Q: Hello, I am a recent widow and I am for the first time handling my personal finances. I spoke with my bank's financial planner and he recommended the JP Morgan Efficiente 5-Year CD. It appears to have the benefits of a CD in safety, but has the ability to grow like an equity mutual fund. What are some of the pros and cons of this investment? Could you explain the associated costs?
A: The FDIC wrapped CD does not pay a coupon during its five-year life span and is not callable prior to its stated five-year final maturity. Principal is fully guaranteed, but the return is based on the performance of JP Morgan's Efficiente 5 Index. This is a proprietary algorithm created by JP Morgan that allocates assets across a basket of ETFs (exchange traded funds -- AKA mutual funds that are bundled and traded daily like a stock). As for costs, it acts much like a normal bond priced at $1,000, or generally priced at par value to the average investor.

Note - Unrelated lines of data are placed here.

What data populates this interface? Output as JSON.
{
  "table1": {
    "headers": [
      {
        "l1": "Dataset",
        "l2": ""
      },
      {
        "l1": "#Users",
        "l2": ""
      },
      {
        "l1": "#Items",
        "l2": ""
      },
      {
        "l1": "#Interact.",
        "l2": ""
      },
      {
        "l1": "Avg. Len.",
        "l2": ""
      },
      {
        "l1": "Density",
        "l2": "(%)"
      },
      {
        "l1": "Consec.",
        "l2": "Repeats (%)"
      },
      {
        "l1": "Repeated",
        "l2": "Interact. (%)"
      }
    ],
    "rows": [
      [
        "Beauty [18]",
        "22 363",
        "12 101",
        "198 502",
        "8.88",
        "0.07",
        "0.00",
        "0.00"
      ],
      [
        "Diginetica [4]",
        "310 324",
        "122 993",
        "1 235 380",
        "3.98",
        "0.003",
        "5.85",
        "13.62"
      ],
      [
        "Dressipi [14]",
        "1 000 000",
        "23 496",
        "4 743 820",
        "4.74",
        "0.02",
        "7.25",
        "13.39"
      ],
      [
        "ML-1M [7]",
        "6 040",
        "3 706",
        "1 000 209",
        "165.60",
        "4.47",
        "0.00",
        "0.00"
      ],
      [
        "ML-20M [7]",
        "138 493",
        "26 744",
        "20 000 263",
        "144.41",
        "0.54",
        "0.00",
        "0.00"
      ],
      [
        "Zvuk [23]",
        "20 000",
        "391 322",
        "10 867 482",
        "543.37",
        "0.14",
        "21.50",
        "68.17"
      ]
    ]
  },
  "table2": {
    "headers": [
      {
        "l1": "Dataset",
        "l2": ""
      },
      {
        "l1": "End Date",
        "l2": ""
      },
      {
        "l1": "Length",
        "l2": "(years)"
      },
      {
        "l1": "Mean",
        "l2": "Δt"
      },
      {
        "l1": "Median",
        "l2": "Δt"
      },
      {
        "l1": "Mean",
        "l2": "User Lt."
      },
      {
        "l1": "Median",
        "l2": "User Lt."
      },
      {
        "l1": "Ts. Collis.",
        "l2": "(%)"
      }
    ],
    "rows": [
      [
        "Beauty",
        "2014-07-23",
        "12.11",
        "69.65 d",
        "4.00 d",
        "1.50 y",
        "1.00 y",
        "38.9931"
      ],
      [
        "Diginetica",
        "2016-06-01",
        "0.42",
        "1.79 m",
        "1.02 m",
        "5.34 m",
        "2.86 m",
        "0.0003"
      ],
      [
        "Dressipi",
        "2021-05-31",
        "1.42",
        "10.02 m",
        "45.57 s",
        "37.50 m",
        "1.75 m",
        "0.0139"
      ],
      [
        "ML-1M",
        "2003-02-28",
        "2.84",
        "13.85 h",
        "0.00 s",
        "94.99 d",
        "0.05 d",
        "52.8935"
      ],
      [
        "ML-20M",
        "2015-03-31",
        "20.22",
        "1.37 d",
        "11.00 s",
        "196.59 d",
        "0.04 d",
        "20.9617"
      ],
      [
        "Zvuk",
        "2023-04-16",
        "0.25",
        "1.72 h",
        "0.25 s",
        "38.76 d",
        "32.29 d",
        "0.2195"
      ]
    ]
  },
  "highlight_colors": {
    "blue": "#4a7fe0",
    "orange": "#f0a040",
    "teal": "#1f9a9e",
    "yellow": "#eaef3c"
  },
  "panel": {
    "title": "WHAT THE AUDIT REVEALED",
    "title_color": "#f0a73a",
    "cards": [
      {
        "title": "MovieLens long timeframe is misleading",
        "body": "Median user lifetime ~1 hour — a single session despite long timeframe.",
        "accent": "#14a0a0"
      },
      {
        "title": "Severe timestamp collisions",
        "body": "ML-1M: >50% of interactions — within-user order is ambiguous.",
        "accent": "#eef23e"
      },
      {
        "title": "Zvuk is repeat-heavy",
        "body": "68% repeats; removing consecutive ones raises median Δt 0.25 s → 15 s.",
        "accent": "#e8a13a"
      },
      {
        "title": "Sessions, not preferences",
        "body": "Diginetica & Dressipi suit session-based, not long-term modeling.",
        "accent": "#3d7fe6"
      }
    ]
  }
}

The investor participation is 100 percent of the performance of the index from initial settlement to final maturity and is paid out (if total return is positive) only at the final maturity date. There is a floor set at zero so the investor is protected from taking any loss of principal.
This type of investment is best suited for investors looking for principal protection over a five-year period with a return more likely to exceed the rates of current traditional interest-bearing CDs with five-year duration.
Pros of this investment include principal protection through FDIC, downside protection of the market and upside potential of the market. On the other hand, cons include liquidity concerns of the secondary market, linked index limited history (established Oct. 29, 2010) and CD strategy is subject to currency exchange risk.